List of genus before renaming of the family
This family has been moved to Comatulidae in 2015.[1] Before that, it contained the following genera:[2]
Subfamily Capillasterinae
- Capillaster AH Clark, 1909
- Davidaster Hoggett & Rowe, 1986
- Nemaster AH Clark, 1909
Subfamily Comasterinae
- Cenolia AH Clark, 1916
- Clarkcomanthus Rowe, Hoggett, Birtles & Vail, 1986
- Comanthus AH Clark, 1908
- Comaster L. Agassiz, 1836
- Oxycomanthus Rowe, Hoggett, Birtles & Vail, 1986
Subfamily Comatulinae
- Comatula Lamarck, 1816
Subfamily Phanogeniinae
- Alloeocomatella Messing, 1995
- Aphanocomaster Messing, 1995
- Comatella AH Clark, 1908
- Neocomatella AHClark, 1909
- Palaeocomatella AHClark, 1912
- Phanogenia Lovén, 1866
References
- Crinoidea study notes
- Charles G. Messing (2003). "Three new species of Comasteridae (Echinodermata, Crinoidea) from the tropical western Pacific" (PDF).
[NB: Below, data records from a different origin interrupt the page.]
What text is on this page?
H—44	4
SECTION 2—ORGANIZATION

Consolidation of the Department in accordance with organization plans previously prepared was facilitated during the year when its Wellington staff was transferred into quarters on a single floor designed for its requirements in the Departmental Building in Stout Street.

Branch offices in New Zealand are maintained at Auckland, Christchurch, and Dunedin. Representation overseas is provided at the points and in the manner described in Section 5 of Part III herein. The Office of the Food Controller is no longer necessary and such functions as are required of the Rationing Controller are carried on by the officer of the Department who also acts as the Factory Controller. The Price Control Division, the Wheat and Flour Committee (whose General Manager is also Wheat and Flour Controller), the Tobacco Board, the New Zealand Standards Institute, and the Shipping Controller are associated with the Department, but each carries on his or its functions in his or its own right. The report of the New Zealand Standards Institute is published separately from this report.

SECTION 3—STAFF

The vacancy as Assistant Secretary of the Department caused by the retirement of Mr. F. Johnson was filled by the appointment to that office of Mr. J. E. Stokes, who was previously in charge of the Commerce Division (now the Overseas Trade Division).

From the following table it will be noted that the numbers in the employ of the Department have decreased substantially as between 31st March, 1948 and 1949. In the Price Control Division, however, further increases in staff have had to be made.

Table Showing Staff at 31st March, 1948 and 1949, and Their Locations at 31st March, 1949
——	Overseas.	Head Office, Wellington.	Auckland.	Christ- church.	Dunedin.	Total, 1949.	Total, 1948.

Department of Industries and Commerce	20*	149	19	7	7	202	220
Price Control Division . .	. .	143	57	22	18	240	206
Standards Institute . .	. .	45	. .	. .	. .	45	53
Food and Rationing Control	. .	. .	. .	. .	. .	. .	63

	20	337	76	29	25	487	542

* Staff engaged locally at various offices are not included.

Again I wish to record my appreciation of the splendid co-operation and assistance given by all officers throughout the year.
Zoosystema 25 (1): 149–162.
- 1 2 Summers, M. M.; Messing, C. G.; Rouse, G. W. (2014). "Phylogeny of Comatulidae (Echinodermata: Crinoidea: Comatulida): A new classification and an assessment of morphological characters for crinoid taxonomy". Molecular Phylogenetics and Evolution 80: 319–339. doi:10.1016/j.ympev.2014.06.030.
- ↑ Messing, Charles (2012). "Comasteridae". World Register of Marine Species. Retrieved 2012-04-11.